Yo lo hago cada día, y, como parte de la lección, procuro explicarle que los verdaderos esfuerzos se realizan de una manera individual; que protestar continuamente y de forma más o menos justificada indistintamente hacia entes casi abstractos como un Jefe de Gobierno está muy bien, siempre y cuando no permita con su pasividad la corrupción en sus entornos más cercanos; básicamente, que luchar por la conservación de las focas árticas mientras no se hace nada por lo que se está muriendo al lado de uno (un perro, un toro, un ser humano, pero al lado) es una actitud sobradamente idiota, aunque luchar por ellas es de una legitimidad incuestionable. Que una persona que ataca continuamente al Presidente de su Comunidad, aunque sea de una manera justificada, mientras no hace nada por ayudar a su vecino, no es más que un cobarde más cobarde aún que el que no lucha por nada, porque al menos este tiene el valor de dejar bien claro que mover un dedo no es lo suyo.

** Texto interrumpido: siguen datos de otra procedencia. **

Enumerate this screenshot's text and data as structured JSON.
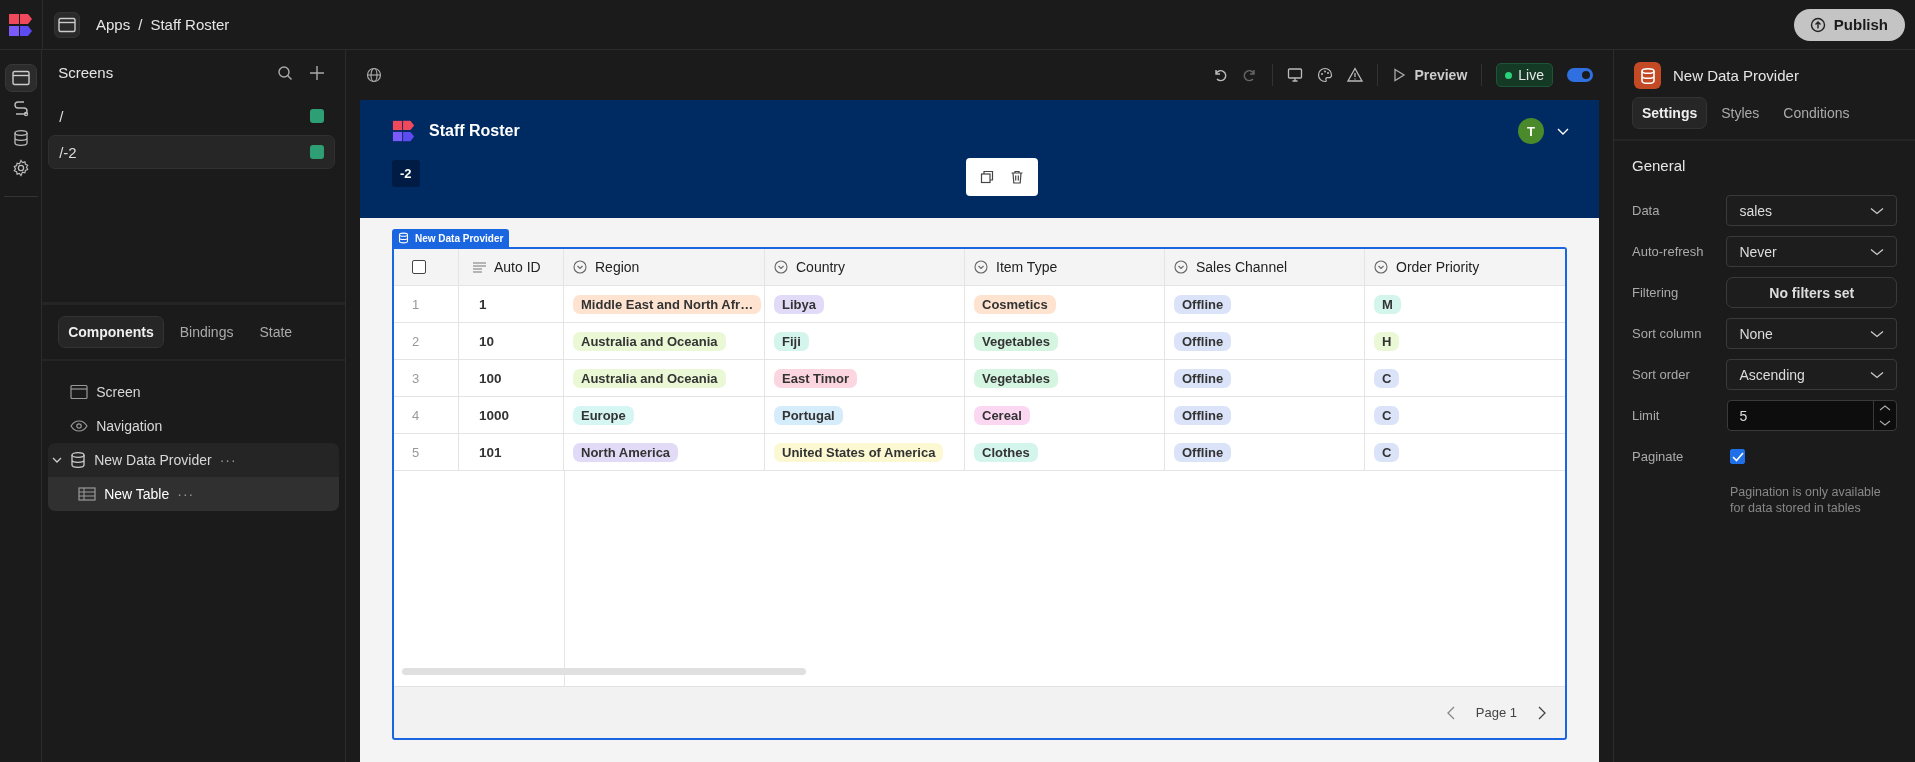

Día a día, le enseño que hay mucha gente que defiende la existencia de linajes, castas, razas, que proclaman a los cuatro vientos su supuesto legado diferenciador. Que se olvide de esto: nadie es hijo de un pueblo; que uno tan solo es hijo de sus propios actos, y que afortunadamente esto es así, porque precisamente nuestro pueblo caería en una depresión clínica grave si tuviera que hacerse responsable de lo que hoy habita nuestra tierra: gente que aunque esgrime viejos cuentos como el de ser herederos de ciertos héroes ideológicos, tan solo son como las mismas sanguijuelas que eternamente, desde tiempos inmemoriales, devoran la tierra en silencio y quieren hacer suya la sangre que no les pertenece.